Daily Management Review

Hollywood Writers And Studios Spar About The Use Of AI In "Plagiarism Machines"


Hollywood Writers And Studios Spar About The Use Of AI In "Plagiarism Machines"
Hollywood writers have been penning science fiction stories about robots taking over the planet for decades. They are now striving to prevent robots from taking their jobs.
The Writers Guild of America wants to limit the use of AI in creating film and television scripts. According to the guild, Hollywood studios have rejected that notion, stating they would be open to discussing new technology once a year while attempting to make streaming services successful and dealing with declining ad income.
The studios' representative in the contract negotiations, the Alliance of Motion Picture and Television Producers, declined to comment.
Hollywood's screenwriters for motion pictures and television went on strike on Monday, the first such action in the industry in 15 years, as a result of a number of issues, including the AI debate.
The fight over AI's participation in the creative process will define the future of entertainment for decades to come, even though it is one of the final topics covered in a WGA summary of bargaining issues, many of which centre on enhancing compensation in the streaming era.
The WGA negotiating committee member and screenwriter John August stated that writers had two reservations about AI.
"We don't want our material feeding them, and we also don't want to be fixing their sloppy first drafts," he said.
A fast evolving, multidimensional technology that has swept through international business is in question.
Hollywood is using AI to sketch animated short films with the aid of OpenAI's Dall-E, which can produce realistic visuals, smooth out an actor's liberal use of f-bombs, and remove wrinkles from an actor's ageing face. Scriptwriting is a new endeavour for some writers.
"The problem here seems to be that we thought that creativity, per se, was the last bastion, the line in the sand, that would stop machines from replacing someone's job," said Mike Seymour, co-founder of Motus Lab at the University of Sydney, who has a background in visual effects and artificial intelligence and has consulted with several studios. "I would argue that that's just some kind of arbitrary notion that people had that caught the popular imagination."
Seymour said that AI can aid authors in overcoming "the blank piece of paper phenomenon" and is adept at creating what he terms "pantomime," or stark, direct communication that lacks nuance.
"I'm also not claiming that AI is going to become super intelligent and produce, you know, 'Citizen Kane,' because it just isn't right," said Seymour.
Writers worry that they will be underutilised or at the very least ignored.
"What (AI) could do is spew out a garbled piece of work," said Warren Leight, a screenwriter who served as showrunner and executive producer of the NBC drama “Law & Order: SVU.”
"Instead of hiring you to do a first draft, (studios) hire you to do a second draft, which pays less. You want to nip that in the bud."

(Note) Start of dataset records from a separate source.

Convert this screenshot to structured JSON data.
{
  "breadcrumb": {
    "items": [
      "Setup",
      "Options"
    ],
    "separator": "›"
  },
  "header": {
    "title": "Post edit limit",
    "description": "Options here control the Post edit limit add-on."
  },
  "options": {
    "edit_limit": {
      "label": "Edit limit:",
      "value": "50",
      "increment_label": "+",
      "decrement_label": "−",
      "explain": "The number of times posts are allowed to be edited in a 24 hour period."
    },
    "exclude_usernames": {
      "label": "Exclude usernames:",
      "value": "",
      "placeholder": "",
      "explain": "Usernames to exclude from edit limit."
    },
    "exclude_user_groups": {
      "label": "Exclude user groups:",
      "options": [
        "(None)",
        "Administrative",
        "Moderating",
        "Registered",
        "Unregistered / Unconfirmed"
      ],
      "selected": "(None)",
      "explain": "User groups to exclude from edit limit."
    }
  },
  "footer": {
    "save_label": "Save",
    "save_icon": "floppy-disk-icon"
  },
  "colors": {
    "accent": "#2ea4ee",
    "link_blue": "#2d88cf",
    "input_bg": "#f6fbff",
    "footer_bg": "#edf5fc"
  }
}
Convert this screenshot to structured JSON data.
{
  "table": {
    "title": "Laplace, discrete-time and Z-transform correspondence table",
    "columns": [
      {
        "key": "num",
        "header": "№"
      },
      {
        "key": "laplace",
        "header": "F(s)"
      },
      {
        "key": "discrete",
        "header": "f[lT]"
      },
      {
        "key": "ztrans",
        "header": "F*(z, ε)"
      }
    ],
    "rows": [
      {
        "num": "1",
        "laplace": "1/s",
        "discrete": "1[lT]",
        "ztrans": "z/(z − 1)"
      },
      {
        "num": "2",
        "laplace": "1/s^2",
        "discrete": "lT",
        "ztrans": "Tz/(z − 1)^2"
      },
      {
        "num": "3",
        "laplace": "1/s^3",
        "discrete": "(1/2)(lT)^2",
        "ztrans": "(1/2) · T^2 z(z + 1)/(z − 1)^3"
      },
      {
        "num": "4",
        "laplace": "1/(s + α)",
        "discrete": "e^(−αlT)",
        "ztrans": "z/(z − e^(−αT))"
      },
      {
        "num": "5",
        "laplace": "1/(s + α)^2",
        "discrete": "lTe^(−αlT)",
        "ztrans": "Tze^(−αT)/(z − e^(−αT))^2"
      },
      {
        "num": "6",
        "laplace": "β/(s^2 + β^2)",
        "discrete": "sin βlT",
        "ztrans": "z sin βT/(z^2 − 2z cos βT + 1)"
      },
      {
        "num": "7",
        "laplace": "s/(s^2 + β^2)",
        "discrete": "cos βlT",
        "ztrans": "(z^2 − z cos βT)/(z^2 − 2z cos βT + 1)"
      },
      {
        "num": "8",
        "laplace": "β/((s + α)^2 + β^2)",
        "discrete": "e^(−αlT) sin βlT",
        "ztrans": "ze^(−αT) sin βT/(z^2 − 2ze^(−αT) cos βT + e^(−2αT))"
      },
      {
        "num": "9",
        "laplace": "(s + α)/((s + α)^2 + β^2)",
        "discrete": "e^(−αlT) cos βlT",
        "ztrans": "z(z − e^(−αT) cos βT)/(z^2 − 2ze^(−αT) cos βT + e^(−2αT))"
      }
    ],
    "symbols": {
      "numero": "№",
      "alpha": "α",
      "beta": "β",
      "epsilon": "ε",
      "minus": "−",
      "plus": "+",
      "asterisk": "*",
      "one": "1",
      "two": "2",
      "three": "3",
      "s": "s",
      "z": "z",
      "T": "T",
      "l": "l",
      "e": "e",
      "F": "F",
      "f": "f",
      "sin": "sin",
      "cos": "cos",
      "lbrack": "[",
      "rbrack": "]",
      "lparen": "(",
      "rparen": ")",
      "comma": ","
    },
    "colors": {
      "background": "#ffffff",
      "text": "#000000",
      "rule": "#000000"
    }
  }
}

The union argued that content produced by ChatGPT, an AI system, could not be regarded as "literary material" or "source material," as such categories are already established in their contract.
In actuality, that means that a writer could not be paid less for a rewrite or polish if a studio executive gave them an AI-generated script to edit.
The union argues against using pre-existing scripts to teach artificial intelligence since doing so would invite intellectual property theft.
"We call it the 'Nora Ephron problem,'" August said, referring to the writer of romantic comedy hits including "When Harry Met Sally" and "You've Got Mail."
"One can imagine a studio training an AI on all of Nora Ephron's scripts, and having it write a comedy in her voice. Our proposals would prevent that."
Ellen Stutzman, the WGA's senior negotiator, stated that some members refer to AI as "plagiarism machines."
“We have made a reasonable proposal that the company should keep AI out of the business of writing television and movies and not try and replace writers," she said.